人类是有适应性的,通过与环境安全交互的奖励-强化机制学习驾驶。受此启发,学习与其他驾驶员交互的过程,可以通过博弈论的强化学习来制定。除自车之外的智体可视为环境的一部分,会产生两种交互建模的博弈方案。如图所示:分为异步和同步。
•异步方案。每个驾驶员将其他周围驾驶员视为环境的一部分,如图(a)所示。异步方案下人类驾驶员之间的交互动力学可以用特定的博弈论方案实现,如k-级博弈,其中人类驾驶员的行为以迭代方式预测,如图(c),而不是同时评估。具体来说,为了获得一个k-级智体的策略,所有其他智体的策略都设置为(k-1)-级 ,这有效地成为动态已知环境的一部分。因此,k-级智体的策略估计是对其他(k-1)级智体操作的最佳响应 ,如图(b)所示。
•同步方案。在多驾驶员交互场景中,每个人类驾驶员都试图通过类似试错的过程同时解决顺序决策问题。环境状态的演变和每个人类驾驶员收到的奖励函数,是由所有驾驶员的联合行动决定。因此,人类驾驶员需要考虑环境和其他人类驾驶员并与其交互。为此,同步方案可以通过马尔可夫博弈,也被称为随机博弈,捕获涉及多个人类驾驶员的决策过程。每个智体表示为基于MDP的智体,形成多智体强化学习(MARL)。
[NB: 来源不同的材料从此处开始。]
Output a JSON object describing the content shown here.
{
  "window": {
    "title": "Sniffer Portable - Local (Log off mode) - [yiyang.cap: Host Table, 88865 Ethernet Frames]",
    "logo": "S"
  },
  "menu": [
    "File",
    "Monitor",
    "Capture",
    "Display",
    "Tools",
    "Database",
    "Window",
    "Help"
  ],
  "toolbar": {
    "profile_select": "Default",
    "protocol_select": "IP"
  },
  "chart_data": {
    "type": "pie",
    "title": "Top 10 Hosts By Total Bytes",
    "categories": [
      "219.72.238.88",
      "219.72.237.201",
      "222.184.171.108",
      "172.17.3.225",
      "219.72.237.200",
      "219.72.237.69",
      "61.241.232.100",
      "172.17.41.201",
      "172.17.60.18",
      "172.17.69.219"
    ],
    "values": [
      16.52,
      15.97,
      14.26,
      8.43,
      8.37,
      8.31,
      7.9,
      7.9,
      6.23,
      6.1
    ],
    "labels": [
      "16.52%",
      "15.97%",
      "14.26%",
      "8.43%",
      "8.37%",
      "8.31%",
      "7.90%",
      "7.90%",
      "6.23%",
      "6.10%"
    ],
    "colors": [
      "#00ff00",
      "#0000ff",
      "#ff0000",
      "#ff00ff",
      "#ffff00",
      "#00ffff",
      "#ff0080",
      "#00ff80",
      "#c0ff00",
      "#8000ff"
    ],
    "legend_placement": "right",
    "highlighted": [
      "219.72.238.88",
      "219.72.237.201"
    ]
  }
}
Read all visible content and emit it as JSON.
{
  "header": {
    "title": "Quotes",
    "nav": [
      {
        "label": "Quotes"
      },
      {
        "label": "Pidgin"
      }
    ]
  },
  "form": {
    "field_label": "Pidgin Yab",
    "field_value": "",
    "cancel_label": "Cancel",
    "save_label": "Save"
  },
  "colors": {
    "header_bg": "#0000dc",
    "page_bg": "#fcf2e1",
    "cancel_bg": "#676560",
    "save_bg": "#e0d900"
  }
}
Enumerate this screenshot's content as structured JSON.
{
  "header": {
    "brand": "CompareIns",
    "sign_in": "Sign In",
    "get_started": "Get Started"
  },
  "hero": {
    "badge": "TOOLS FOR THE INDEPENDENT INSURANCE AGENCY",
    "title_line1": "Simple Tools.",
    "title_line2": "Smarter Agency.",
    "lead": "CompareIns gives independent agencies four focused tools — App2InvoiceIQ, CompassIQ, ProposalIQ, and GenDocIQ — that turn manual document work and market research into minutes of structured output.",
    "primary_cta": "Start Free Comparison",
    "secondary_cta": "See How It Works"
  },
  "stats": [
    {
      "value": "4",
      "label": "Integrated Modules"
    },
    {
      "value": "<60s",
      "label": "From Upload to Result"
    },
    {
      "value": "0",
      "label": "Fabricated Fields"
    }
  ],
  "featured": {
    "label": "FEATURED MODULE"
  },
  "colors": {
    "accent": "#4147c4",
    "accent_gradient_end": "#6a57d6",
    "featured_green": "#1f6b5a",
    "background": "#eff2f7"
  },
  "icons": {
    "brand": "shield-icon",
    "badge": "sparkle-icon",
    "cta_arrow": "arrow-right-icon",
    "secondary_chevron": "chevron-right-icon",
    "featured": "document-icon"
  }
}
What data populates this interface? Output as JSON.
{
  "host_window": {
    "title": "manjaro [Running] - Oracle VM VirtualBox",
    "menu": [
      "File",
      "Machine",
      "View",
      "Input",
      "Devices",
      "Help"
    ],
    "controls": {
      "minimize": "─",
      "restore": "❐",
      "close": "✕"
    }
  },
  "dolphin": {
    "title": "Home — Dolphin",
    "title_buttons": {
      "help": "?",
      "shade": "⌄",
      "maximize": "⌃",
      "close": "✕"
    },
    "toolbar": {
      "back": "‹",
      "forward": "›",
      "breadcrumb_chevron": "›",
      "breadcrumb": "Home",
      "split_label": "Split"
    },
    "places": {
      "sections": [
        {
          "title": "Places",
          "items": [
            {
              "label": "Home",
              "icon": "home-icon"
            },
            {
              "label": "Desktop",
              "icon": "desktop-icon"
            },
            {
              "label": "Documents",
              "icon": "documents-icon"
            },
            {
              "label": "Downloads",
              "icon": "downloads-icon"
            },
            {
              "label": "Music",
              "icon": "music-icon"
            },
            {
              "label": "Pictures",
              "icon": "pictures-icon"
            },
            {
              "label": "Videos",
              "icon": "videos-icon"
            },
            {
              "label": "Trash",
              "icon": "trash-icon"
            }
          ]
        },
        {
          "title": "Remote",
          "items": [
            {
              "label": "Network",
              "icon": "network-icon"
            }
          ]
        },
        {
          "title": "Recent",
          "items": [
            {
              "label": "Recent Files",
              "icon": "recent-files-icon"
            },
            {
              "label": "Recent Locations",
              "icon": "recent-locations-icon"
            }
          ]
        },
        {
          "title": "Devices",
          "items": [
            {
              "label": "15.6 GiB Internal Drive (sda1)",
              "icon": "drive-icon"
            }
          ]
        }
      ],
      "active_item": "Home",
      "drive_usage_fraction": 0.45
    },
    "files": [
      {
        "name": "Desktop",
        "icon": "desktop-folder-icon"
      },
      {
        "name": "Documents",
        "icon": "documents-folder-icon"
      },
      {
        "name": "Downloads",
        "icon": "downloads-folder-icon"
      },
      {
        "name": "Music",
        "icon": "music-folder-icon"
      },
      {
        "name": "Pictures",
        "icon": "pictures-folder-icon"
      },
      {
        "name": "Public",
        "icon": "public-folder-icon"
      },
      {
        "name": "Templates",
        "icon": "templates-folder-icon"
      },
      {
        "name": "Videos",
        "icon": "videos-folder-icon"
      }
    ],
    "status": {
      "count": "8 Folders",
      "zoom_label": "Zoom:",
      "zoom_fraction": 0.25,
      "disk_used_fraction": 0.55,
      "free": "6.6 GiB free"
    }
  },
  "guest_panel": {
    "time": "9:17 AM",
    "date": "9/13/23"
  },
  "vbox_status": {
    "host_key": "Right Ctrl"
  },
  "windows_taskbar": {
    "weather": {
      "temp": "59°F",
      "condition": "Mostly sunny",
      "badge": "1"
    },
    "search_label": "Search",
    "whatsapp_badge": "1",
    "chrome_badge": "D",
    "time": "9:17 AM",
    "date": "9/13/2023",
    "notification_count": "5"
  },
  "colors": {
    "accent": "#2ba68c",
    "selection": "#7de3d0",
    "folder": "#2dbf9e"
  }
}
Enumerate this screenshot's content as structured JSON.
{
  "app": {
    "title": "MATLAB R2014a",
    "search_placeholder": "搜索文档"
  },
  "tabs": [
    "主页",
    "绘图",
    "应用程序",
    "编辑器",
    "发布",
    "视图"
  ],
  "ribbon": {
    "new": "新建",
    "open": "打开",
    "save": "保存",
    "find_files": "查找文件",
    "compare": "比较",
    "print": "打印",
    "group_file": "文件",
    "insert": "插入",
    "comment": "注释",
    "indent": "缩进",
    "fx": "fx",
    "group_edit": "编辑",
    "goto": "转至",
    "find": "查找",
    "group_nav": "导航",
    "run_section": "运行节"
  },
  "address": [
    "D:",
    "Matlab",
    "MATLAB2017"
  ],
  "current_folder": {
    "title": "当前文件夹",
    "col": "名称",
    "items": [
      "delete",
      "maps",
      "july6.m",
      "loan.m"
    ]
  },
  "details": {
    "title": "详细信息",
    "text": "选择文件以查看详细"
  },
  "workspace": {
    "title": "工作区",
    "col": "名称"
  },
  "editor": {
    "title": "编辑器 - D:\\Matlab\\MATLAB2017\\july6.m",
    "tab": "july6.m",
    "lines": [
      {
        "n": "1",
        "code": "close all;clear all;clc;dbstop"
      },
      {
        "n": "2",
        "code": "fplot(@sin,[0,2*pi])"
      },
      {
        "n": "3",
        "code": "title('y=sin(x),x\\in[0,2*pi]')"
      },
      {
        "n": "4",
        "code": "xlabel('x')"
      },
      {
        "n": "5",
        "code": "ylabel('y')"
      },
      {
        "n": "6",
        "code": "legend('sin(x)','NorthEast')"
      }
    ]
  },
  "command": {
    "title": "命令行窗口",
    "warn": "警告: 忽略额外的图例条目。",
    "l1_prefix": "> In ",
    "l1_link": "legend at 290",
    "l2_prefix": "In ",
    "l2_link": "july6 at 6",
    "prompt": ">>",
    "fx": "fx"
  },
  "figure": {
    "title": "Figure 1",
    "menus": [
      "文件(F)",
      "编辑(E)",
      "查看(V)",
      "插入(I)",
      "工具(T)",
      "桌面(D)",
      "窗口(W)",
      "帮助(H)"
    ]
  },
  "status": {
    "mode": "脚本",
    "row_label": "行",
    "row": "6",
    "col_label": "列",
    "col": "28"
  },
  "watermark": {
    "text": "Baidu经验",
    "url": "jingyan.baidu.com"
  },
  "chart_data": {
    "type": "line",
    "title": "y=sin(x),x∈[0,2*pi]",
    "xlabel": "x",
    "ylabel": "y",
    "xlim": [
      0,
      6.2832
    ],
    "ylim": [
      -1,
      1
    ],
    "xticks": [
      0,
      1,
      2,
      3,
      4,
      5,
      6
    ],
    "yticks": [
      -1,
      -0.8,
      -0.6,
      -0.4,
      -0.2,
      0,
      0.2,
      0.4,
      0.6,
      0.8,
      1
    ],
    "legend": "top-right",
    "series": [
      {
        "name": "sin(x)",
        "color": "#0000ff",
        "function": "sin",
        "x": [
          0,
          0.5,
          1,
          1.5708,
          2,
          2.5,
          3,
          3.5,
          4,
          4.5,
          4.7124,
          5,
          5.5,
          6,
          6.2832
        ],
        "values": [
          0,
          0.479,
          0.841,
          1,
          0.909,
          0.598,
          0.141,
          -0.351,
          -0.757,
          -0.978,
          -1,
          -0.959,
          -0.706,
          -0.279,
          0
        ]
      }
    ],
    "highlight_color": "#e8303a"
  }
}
MARL算法的不同学习范式可以设计为不同交互任务的特定假设。从理论上讲,学习范式可分为六组,如图所示:(a)共享策略、(b)独立策略和(c)组内共享策略。(d) 一旦中央控制器控制所有驾驶员。(e) 集中训练和分散执行:在训练期间,驾驶员可以随时与任何其他驾驶员交换信息;在执行过程中,驾驶员独立操作。(f) 联网驾驶员进行分散训练:在训练期间,驾驶员可以与网络中的邻居交换信息;在执行过程中,驾驶员独立操作。
单智体的MDP
另一个建模自车如何学习与他人交互的流水线是单智体MDPs方案。单智体MDP假设包含其他智体的环境是静止的,因此可以通过马尔可夫决策过程(MDP)来表示。自车在与环境交互时,动态展开交互轨迹,在考虑其行为影响的情况下,尝试选择最佳规划,最大化相关奖励。
从人类演示学习驾驶
以上讨论的群优化和博弈论方法都是前向设计。通过启发式设置超参来解决优化问题,而不是使用数据进行优化。利用认知领悟分析场景,然后设计一个先验已知的相关成本/目标函数,模拟人类驾驶员之间的交互行为。
驾驶员之间社会交互背后的决策和运动,潜在机制是复杂的,难以编码为简单的手工编程规则。一般来说,演示交互行为要比指定生成相同行为的奖励函数容易得多。这一事实为模拟和学习人类驾驶员的交互提供了另一种选择:通过模仿学习直接从人类演示中学习交互行为。